Os problemas da justiça criminal não são os mesmos da cível, e a administrativa e fiscal é ainda diferente. Nesta última o instituto falimentar, o de recuperação de empresas, os tribunais de comércio, os agentes de execução, que são depositários de poderes públicos, tudo constitui uma nebulosa onde a inépcia do legislador, o atraso indesculpável e sistemático, os abusos sortidos, são uma escara no interesse público e na saúde da economia, que só não escandaliza tanto como outros desastres porque afecta menos pessoas, tendo portanto menos visibilidade; e da panóplia de recursos para a defesa contra abusos da administração fiscal nem é bom falar porque o Estado que aí vigora não é o de Direito, nem é inocente a falta de quadros e meios nos tribunais respectivos, aí sim reais, e onde o Estado não é qualificado como réu, mas deveria.

Nada disto é novo.
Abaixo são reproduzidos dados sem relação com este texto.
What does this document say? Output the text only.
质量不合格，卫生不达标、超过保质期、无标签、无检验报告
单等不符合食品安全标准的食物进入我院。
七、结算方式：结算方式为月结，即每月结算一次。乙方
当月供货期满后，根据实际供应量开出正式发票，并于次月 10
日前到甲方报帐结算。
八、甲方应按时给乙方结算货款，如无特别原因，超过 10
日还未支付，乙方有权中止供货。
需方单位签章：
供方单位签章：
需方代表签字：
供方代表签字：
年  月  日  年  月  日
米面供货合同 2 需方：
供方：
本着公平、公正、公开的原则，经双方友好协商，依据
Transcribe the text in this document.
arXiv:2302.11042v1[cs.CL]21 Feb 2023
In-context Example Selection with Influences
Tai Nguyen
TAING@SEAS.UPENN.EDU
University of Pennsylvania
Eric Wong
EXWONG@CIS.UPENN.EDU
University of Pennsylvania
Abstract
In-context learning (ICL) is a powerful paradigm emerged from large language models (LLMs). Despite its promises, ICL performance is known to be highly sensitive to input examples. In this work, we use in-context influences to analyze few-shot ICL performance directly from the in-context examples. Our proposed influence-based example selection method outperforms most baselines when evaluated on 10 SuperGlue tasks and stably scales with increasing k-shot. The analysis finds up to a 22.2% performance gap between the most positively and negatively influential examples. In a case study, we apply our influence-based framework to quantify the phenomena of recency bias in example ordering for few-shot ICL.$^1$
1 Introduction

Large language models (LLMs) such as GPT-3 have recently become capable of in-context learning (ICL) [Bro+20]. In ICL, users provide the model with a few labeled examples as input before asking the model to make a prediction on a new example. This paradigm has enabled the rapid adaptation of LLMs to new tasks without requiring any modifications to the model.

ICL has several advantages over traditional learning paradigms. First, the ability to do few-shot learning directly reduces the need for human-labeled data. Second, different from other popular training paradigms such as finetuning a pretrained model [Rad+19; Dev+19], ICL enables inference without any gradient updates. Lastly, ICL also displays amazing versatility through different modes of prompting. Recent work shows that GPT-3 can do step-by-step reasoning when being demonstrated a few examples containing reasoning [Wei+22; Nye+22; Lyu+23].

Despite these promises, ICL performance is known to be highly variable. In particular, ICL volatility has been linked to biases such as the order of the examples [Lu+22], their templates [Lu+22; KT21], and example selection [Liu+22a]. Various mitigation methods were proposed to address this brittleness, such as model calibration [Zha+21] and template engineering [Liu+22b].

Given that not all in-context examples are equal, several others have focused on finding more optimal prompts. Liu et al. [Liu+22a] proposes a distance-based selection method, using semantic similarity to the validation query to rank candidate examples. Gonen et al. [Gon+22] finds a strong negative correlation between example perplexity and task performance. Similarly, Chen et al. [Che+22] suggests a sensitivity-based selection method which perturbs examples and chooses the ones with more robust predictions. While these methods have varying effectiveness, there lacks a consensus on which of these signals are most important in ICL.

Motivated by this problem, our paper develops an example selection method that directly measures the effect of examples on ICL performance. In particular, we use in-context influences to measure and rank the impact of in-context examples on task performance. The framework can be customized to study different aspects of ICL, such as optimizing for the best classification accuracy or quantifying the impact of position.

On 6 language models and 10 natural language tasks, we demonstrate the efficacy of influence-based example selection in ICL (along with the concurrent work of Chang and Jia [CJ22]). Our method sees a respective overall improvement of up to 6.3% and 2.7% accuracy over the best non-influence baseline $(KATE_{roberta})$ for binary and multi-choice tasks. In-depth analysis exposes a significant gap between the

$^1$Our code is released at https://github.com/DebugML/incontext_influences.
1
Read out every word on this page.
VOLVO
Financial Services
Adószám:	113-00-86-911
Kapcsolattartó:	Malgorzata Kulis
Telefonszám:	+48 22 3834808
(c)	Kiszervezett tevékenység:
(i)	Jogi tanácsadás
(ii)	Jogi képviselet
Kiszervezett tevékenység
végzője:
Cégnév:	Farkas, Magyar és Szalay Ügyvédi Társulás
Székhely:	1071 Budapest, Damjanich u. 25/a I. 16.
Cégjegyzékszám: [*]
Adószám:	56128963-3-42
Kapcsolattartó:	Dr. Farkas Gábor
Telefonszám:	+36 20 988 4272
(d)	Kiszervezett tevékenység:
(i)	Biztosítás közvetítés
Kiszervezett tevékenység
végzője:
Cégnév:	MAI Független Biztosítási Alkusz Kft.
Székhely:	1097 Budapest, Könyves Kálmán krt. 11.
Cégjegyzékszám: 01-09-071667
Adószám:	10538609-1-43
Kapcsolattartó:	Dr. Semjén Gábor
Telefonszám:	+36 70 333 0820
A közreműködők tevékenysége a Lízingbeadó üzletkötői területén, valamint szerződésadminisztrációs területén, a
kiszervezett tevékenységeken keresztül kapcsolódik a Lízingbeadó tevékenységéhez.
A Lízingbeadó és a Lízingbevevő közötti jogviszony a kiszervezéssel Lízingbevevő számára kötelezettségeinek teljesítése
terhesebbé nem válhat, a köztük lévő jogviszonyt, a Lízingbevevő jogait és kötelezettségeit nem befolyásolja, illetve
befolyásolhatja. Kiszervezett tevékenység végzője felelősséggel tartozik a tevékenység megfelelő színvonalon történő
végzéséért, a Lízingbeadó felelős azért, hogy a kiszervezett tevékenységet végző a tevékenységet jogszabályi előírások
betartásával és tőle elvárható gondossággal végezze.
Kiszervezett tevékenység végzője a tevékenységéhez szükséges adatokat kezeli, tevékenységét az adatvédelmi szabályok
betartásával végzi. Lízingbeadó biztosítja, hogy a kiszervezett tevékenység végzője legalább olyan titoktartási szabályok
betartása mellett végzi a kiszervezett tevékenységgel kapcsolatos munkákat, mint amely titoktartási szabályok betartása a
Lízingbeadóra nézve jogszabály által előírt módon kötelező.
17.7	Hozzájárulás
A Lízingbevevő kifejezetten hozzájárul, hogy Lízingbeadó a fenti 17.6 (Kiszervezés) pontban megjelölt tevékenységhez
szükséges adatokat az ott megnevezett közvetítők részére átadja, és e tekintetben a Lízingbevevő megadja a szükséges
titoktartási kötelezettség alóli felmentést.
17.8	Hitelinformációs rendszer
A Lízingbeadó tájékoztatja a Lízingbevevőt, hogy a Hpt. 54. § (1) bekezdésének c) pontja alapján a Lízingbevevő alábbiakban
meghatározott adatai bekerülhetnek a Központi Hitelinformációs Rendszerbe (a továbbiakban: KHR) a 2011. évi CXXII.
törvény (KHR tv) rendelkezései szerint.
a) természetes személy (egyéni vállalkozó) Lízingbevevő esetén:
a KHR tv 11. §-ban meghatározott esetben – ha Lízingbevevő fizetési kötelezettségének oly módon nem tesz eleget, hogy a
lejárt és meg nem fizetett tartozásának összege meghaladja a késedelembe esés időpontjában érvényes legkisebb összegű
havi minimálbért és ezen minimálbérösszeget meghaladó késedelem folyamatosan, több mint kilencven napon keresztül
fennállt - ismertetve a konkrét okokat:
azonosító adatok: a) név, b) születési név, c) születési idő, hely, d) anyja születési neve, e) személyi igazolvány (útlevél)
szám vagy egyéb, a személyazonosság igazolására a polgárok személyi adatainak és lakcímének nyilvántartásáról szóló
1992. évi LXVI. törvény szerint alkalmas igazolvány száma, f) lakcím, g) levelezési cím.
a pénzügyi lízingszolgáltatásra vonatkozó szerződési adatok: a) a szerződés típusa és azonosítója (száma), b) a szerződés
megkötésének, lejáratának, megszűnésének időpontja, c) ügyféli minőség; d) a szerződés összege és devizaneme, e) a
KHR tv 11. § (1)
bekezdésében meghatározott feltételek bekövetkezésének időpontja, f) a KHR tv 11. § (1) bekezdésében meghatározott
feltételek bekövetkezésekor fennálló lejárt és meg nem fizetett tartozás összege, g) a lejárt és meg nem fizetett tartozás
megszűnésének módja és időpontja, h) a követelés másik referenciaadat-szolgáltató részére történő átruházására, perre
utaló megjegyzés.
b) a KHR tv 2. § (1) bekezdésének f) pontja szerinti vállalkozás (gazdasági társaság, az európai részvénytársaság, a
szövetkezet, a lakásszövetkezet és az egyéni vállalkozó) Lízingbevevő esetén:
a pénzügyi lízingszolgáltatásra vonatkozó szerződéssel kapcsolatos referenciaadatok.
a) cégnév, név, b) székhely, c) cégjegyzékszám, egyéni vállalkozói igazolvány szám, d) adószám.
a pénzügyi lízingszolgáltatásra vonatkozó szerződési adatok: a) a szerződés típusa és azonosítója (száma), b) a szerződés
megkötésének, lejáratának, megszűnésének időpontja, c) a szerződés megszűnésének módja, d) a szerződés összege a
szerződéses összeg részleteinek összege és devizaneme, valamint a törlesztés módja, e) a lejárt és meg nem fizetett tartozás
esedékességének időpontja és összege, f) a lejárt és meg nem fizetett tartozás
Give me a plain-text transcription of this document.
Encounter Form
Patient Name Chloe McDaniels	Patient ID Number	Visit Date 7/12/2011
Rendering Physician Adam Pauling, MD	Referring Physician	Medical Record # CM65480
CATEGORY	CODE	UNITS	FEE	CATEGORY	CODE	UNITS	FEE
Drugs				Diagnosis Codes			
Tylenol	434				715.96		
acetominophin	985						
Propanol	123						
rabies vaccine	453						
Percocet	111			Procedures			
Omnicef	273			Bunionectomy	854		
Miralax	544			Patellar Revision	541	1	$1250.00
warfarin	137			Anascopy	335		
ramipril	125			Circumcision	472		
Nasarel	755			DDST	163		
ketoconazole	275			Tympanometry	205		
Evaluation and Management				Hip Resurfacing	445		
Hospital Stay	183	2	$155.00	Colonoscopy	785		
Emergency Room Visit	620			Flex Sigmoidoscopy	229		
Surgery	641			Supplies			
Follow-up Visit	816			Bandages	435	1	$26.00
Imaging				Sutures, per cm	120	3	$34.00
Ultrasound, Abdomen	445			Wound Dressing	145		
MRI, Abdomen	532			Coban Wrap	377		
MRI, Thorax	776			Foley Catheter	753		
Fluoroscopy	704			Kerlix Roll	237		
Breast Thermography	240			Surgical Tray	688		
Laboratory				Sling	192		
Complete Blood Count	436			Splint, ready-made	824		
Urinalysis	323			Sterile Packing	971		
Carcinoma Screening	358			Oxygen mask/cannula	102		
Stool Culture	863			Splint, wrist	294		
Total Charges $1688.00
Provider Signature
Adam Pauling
Mas não vale a pena pedir soluções aos magistrados judiciais, e menos ainda às organizações sindicais da magistratura (cuja existência, aliás, nem sequer devia ser permitida): dirão que o problema não é decidirem pouco e tarde, é os advogados atazanarem[1]nos com incidentes e recursos, para além da falta de meios. Nem adianta falar com funcionários judiciais porque não conseguem dar vazão a tanto trabalho, estão mal pagos e aliás têm falta de meios. Nem ao Observatório Permanente da Justiça Portuguesa porque está lá o Professor Boaventura e portanto o asneirol é garantido, e além do mais tem falta de meios. Nem aos juristas porque a AR está cheia deles, o ministério também, e os resultados são o que se vê.

Eu discursava pouco (para estas partes gagas institucionais podes – o tutear não é falta de respeito, é um privilégio da idade – despachar um ajudante, ele que diga qualquer coisa), ouvia muito, incluindo alguns estrangeirados, e arranjava um ou mais tribunais cujos magistrados e funcionários anuíssem à presença de empresas de organização e métodos que ao fim de certo tempo (bastante) produzissem um relatório. Não para fazer sangue. Para que quem tem o olhar virgem veja o que os mergulhados no lodaçal não veem. Depois ia meditar e discutir. E, é claro, aquelas empresas não poderiam ter sido enjorcadas há pouco tempo por um socialista dinâmico e as estrangeiras não seriam excluídas.

Isso chegava para reformar a Justiça? Não. Mas pior não ficava. E depois para fazer melhor que a longa teoria de ministros da Justiça que deixaram um rasto, no melhor dos casos, de inutilidade e, no pior, de reformas desastradas, basta pegar no objecto por outra ponta.

 

Artigo publicado pelo Observador em 2022/11/11, integrado na coluna semanal da Oficina da Liberdade.